Soldier 164One of the key Allied positions was a Belgium town called Bastogne.   Here the 101st would grimly hang on during one of the worst winter in decades.

Over the years I have attended a number of 101st reunions and  have been saddened when I see how few WWII veterans are there today.   Back many years ago when I was State Treasurer the Division held its reunion in Sioux Falls and I had the honor of greeting them on behalf of the state and Governor Kniep.

Seated next to me was a Colonel, who played a role in that long ago battle.    At one point the German Field Marshall von Rundestedt sent a message to General McAuliffe, 101 commander.    The message in essence said that the Americans were hopelessly surrounded and outnumbered and they should surrender.

McAuliffee replied with perhaps the shortest answer in the history of warfare.   The reply was just one word:   “NUTS!!!”   The man who delivered that message was the Colonel seated next to me.    I asked him how von Rundestedt had taken this reply and the Colonel said:   “Not well, not well at all.”

My division would hang on to that frozen city and break the German offensive.   They were relieved on Christmas Day, 1944 by elements of Patton’s 3rd Army.

So, at this Christmas season here’s to the ‘Battling Bastards of Bastogne.

TENNESSEE:   THE VOLUNTEEER STATE                                        

Make Nashville and have two great days with dear friends, Harlan and Pat Mathews.   They are the epitome of Southern grace and hospitality.  

Tennessee 300

Tennessee’s motto “The Volunteer State” comes from its long history for military service.    Especially in the Mexican-American War when, President James K. Polk, a Tennessean, requested a 2,800 volunteer-soldier quota for Tennessee in the Mexican-American War in 1846.   Instead, 30,000 Tennesseans showed up to fight.

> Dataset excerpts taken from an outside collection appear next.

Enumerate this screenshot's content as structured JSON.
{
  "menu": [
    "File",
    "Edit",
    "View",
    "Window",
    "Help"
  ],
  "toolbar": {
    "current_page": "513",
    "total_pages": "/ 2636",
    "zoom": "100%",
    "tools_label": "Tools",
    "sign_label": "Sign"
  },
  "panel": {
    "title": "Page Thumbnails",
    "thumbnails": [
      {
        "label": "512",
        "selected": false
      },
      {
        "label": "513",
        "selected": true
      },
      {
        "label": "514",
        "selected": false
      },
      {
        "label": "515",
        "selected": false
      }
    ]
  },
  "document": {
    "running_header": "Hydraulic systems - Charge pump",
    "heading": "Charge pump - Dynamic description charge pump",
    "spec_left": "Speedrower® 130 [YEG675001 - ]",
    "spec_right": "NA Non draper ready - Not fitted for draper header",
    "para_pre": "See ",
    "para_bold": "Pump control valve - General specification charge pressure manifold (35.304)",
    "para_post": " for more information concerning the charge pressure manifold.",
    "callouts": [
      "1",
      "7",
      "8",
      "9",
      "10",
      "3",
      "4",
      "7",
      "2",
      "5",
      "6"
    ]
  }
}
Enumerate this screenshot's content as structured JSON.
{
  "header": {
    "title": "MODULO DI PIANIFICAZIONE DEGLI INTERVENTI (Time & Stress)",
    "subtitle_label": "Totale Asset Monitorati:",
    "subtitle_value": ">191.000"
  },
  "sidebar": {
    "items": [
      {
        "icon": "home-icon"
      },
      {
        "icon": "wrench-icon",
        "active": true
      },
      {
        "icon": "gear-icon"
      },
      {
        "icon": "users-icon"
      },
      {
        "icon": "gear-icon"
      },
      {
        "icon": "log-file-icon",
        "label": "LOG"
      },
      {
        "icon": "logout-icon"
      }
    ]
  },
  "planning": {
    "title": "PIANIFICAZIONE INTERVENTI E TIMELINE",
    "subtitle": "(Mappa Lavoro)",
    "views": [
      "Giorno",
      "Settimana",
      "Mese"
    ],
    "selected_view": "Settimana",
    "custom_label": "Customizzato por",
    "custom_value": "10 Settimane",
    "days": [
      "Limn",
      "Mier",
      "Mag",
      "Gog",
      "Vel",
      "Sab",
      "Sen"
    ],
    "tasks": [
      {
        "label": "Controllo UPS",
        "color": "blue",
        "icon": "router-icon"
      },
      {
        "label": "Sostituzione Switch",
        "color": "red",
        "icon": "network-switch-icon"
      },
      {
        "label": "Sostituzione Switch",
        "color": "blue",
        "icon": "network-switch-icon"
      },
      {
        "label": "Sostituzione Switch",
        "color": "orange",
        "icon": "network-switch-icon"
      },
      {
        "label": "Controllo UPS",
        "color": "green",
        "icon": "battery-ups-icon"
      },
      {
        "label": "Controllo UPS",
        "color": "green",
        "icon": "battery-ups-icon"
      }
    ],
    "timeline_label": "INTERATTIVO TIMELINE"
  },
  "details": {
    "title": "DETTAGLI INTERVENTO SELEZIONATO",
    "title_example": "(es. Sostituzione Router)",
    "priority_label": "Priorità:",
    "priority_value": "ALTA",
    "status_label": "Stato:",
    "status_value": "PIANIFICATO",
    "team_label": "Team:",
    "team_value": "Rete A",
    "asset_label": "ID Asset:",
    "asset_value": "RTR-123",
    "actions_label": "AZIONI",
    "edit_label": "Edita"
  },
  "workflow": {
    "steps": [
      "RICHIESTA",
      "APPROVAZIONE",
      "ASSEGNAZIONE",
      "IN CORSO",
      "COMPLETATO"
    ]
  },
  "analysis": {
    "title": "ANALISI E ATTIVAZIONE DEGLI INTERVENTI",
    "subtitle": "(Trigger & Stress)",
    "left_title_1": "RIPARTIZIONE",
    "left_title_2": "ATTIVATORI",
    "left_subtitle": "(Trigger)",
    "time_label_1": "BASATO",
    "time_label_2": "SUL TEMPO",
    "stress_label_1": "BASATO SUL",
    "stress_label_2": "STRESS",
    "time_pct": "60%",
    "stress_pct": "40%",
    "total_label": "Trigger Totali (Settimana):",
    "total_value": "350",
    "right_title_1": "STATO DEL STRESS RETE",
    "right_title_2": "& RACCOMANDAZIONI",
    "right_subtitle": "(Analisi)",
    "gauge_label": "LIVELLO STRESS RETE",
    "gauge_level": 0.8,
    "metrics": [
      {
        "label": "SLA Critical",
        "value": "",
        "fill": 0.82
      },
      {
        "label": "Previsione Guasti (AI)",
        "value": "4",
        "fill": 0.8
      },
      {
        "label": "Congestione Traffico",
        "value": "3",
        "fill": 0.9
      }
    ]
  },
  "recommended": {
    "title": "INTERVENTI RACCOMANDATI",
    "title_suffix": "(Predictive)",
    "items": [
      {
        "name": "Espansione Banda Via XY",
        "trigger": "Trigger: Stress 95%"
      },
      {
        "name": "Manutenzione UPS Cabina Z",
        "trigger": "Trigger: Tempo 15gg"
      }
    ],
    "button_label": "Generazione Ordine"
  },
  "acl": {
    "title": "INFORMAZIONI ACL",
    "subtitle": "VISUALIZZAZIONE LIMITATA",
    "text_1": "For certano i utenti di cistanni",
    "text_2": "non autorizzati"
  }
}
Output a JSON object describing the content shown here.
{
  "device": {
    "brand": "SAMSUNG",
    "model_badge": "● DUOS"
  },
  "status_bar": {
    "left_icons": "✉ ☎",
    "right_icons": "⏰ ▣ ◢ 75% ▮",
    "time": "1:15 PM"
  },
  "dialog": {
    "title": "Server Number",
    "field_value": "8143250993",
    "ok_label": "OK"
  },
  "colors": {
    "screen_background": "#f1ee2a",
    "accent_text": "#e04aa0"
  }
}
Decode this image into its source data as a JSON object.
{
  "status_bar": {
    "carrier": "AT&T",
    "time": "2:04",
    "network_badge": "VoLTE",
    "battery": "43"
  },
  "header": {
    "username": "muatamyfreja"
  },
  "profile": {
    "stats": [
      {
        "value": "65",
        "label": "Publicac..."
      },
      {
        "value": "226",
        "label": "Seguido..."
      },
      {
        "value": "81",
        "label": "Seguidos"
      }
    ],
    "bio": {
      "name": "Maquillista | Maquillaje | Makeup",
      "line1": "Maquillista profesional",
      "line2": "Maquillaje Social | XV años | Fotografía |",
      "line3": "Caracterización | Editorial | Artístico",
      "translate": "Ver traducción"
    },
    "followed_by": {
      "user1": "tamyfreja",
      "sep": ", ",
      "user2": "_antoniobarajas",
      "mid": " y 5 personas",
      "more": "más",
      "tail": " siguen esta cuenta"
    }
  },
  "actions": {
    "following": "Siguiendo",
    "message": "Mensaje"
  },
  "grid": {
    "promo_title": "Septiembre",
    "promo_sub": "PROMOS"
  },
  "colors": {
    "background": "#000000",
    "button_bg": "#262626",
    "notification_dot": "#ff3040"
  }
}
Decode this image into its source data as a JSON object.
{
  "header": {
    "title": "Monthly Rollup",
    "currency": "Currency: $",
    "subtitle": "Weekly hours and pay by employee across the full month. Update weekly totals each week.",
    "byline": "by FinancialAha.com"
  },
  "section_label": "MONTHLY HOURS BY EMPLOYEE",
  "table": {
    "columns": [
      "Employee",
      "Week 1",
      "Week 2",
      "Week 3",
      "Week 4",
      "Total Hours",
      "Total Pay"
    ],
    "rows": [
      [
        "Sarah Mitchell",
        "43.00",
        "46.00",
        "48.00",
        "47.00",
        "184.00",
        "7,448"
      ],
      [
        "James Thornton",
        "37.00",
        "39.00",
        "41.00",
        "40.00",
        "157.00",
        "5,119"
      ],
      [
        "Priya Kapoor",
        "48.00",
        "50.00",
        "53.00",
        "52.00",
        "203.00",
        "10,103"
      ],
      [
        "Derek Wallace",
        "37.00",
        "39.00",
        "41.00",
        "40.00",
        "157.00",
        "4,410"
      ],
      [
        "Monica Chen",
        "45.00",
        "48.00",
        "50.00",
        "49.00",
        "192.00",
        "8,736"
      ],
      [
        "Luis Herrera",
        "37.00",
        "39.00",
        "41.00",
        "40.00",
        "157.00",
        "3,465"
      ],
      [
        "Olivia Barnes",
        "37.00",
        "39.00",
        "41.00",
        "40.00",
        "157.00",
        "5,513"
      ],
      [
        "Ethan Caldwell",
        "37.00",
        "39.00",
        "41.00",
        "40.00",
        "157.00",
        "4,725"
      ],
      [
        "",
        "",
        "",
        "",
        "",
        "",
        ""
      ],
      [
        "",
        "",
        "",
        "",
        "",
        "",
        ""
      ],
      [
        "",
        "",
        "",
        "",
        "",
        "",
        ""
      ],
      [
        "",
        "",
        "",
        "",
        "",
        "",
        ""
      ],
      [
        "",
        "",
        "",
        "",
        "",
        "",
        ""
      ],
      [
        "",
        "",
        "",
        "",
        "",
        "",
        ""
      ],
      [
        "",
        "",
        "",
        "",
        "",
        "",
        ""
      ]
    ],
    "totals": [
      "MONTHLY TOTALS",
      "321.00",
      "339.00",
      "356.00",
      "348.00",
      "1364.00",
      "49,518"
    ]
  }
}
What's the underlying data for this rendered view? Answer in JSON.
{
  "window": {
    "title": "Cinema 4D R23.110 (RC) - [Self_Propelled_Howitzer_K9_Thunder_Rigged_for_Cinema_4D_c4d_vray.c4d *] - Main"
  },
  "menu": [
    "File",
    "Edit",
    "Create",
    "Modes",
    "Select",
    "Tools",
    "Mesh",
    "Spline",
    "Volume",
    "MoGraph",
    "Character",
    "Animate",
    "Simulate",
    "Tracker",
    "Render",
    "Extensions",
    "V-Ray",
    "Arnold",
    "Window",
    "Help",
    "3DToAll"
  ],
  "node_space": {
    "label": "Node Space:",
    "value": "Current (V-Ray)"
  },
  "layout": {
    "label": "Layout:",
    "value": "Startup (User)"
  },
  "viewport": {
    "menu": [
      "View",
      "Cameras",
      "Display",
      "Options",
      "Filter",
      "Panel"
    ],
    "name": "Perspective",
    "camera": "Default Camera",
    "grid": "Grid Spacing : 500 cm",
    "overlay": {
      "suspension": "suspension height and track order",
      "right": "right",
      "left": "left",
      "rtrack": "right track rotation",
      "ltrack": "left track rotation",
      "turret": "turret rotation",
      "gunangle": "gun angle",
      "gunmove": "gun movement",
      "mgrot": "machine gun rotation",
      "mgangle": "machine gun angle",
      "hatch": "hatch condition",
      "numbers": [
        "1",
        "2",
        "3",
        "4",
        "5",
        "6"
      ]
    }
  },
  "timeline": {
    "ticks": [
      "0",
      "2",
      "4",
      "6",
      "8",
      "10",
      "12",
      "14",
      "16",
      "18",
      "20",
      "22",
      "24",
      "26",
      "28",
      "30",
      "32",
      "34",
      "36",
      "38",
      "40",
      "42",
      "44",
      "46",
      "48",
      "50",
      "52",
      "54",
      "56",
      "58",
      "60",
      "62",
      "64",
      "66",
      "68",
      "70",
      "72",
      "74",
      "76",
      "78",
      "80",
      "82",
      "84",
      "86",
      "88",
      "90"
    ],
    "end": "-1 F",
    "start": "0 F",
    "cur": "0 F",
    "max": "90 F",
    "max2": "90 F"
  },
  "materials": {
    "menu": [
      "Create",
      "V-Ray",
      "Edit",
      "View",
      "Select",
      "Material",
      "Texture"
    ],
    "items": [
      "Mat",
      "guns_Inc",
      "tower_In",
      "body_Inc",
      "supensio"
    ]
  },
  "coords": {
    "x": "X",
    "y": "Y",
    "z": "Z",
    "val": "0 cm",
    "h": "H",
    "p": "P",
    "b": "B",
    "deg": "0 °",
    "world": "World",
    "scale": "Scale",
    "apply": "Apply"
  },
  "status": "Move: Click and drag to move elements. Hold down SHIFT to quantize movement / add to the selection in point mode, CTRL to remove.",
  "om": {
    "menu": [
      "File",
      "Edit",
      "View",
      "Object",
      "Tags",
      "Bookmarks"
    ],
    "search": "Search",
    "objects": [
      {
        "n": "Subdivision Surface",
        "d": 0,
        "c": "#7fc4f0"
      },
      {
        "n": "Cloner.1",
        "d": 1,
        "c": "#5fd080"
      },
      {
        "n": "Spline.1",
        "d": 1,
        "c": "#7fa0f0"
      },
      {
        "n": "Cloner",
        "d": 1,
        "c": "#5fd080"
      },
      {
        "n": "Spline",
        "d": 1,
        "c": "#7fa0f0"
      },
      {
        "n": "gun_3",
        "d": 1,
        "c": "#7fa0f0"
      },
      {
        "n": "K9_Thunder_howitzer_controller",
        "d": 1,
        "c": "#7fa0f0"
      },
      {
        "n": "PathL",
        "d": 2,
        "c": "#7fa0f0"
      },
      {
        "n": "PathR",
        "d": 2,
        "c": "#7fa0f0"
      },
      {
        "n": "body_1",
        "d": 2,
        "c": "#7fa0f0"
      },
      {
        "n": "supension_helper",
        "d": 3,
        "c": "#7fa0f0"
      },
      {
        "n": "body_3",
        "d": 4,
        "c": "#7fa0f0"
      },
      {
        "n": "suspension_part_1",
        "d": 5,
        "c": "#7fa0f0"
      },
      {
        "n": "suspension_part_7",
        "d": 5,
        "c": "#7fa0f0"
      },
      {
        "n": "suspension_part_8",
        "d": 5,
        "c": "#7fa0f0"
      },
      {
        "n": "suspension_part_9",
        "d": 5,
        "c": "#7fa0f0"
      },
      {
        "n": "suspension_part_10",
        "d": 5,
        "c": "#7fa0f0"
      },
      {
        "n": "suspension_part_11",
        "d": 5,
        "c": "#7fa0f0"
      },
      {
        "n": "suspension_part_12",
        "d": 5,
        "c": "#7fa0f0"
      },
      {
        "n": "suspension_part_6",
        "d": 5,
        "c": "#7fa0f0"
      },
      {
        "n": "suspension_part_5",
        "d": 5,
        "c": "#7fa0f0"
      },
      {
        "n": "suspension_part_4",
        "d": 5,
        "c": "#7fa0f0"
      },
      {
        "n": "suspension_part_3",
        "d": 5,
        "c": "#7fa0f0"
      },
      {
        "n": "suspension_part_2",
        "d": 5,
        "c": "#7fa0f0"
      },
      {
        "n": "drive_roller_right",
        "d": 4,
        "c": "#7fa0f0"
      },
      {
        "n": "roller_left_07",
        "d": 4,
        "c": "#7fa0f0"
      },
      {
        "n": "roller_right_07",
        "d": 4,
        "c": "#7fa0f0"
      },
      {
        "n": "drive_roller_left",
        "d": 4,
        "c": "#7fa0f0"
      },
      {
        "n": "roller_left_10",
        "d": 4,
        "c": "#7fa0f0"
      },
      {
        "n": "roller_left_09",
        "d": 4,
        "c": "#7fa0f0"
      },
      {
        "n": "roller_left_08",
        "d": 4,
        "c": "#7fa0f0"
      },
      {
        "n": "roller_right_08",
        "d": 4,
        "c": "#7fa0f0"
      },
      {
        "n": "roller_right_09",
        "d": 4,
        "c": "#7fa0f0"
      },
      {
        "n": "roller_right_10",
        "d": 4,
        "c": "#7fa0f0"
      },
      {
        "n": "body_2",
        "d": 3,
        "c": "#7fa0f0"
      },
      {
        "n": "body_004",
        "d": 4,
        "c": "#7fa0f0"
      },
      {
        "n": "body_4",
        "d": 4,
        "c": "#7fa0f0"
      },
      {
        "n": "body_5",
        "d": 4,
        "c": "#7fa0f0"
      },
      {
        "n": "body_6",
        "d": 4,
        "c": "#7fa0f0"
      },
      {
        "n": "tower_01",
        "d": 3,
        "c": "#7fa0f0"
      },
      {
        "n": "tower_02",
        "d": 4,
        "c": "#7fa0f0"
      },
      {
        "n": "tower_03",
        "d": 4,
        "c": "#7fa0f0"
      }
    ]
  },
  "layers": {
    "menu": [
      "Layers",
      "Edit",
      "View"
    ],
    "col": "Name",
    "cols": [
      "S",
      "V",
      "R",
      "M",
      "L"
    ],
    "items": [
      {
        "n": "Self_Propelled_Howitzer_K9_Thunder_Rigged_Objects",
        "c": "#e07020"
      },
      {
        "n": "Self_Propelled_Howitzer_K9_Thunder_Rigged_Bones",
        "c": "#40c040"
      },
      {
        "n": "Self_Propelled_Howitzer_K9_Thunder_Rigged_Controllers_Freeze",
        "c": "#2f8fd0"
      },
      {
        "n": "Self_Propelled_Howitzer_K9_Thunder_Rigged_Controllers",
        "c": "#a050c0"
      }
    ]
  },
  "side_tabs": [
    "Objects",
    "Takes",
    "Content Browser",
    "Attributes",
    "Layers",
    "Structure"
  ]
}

On Tuesday I leave for Atlanta, which is only 4 hours away and a short day on these trips.    I leave Nashville on a four-lane interstate-headed south.   Must add here that 4 lanes, in my opinion, are two lanes too many.    It is auto-chaos as little cars switch in and out of lanes like annoying gnats and while the speed limit says 70 I have a feeling if you actually drove 70 you would be driven off the road.   As in all such cases I go into a driving mode that involves putting the ‘Volk death grip’ on steering wheel and hoping for the best.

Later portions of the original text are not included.